Economic growth has slowed down sharply in the USA with consumer spending at its weakest level in two years. Growth in the USA was 0.4% between January and June 2011 with the USA’s economy growing at an annual rate of just 1.3% between April and June compared with 2.3% for the last quarter of 2010. Also the total loss of economic output in the 2007-2009 recession is now thought to have been 4.1%.This data has caused shares to fall with the Dow Jones falling by 130 points and the FTSE 100 index down 84 points to 5789.
Nick Parsons head of research UK and Europe and global of FX National Australia Bank says ‘‘It is hard to conclude other than that the US economy is in deep trouble’’ with ‘‘A very weak labour market, falling real incomes and house prices are hardly the basis for a sharp pickup in growth through the summer months and when a compromise agreement over the debt ceiling is finally reached, it is sure to contain measures to reduce the growth of government spending’’. Economists have said the data could prompt the Federal Reserve to restart its Quantitative Easing (QE) programme to put more money into the economy.

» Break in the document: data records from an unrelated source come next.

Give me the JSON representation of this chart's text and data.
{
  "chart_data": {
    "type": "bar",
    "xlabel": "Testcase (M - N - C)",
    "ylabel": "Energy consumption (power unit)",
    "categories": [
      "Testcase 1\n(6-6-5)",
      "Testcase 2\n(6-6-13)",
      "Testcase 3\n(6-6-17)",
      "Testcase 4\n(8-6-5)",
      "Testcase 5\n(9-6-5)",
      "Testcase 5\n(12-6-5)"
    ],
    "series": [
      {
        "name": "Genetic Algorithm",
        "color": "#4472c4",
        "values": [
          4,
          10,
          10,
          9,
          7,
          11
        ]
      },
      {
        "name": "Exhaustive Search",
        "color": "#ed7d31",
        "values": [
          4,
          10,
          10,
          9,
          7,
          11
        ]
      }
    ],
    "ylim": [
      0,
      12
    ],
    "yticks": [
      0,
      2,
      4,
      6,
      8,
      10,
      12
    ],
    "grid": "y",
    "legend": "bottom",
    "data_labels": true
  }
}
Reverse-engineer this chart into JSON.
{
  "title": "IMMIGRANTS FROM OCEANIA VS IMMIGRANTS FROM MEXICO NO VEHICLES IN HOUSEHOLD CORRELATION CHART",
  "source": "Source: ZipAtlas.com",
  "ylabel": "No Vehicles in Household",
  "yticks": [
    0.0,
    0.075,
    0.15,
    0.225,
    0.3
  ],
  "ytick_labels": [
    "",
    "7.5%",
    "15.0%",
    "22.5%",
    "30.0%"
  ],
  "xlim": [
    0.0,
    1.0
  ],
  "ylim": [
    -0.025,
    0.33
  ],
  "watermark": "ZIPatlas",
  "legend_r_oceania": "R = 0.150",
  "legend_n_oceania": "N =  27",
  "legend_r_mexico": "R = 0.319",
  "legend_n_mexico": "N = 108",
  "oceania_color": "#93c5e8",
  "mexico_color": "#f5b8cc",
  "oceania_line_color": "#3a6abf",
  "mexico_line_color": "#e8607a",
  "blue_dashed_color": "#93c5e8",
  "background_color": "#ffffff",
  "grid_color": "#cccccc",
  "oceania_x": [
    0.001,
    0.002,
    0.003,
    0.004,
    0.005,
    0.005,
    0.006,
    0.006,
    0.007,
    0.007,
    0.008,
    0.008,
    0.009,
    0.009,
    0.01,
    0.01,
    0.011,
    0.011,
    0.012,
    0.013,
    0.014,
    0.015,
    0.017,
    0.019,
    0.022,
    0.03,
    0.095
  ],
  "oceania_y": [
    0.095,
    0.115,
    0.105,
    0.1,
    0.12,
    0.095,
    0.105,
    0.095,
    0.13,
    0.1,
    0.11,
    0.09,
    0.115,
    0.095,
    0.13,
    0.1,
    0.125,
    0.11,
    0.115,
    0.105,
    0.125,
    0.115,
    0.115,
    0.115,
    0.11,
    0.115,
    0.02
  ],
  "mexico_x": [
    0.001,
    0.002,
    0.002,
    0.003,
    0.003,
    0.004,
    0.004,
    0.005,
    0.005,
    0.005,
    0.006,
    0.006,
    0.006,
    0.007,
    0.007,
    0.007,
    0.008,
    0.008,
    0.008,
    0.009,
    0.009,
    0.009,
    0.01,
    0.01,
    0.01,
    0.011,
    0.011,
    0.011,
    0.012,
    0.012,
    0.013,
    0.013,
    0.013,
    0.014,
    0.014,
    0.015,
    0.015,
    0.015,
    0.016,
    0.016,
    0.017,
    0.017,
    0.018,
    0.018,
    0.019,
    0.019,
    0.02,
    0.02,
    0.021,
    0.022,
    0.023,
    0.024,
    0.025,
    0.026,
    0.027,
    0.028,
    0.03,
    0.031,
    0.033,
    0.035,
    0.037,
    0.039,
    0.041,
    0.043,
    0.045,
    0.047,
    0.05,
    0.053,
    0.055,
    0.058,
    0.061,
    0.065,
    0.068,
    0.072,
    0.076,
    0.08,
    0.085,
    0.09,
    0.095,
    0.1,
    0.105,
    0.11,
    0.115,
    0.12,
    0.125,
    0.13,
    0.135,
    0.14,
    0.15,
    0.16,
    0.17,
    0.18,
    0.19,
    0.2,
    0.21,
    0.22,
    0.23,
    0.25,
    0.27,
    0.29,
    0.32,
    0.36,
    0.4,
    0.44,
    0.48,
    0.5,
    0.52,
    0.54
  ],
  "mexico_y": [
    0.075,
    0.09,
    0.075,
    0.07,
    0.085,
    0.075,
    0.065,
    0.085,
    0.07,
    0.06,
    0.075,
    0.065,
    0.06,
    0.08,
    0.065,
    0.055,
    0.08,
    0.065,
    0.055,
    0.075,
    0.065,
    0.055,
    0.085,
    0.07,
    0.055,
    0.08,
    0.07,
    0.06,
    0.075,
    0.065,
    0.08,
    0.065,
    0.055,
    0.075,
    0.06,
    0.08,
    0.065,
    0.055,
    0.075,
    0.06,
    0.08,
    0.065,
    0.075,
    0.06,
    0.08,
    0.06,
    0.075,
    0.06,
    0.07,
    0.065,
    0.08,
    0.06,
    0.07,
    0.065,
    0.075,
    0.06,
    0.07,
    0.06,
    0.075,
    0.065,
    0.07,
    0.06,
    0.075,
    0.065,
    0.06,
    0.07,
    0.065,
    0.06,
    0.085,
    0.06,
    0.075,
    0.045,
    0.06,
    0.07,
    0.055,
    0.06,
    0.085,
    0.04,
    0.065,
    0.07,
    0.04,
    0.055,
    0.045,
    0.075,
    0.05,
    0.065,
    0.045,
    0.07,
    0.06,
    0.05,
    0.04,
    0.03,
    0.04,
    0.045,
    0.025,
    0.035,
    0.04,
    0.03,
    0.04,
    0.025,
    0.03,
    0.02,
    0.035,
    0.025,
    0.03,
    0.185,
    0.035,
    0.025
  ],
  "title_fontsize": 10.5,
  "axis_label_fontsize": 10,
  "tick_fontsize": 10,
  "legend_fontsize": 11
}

James Knightley Senior Economist at ING has said ‘‘the recession was deeper and started earlier than previously thought. This further reduces the prospect of any Fed policy tightening and offers some support to those arguing the case for QE3’’, the USA’s economy contracted by 0.3% in 2008 and in 2009 by 3.5%, if the current rate of unemployment of 9.2% is to be reduced the USA needs a growth rate of at least 2.5%.‘‘At the time, we were thinking that the numbers weren't as bad as what we seeing’’. Carl Riccadonna an economist at Deutsche Bank in New York says ‘‘Now we know that the recession was deeper than we thought’’ the contraction in real terms was 5.1%.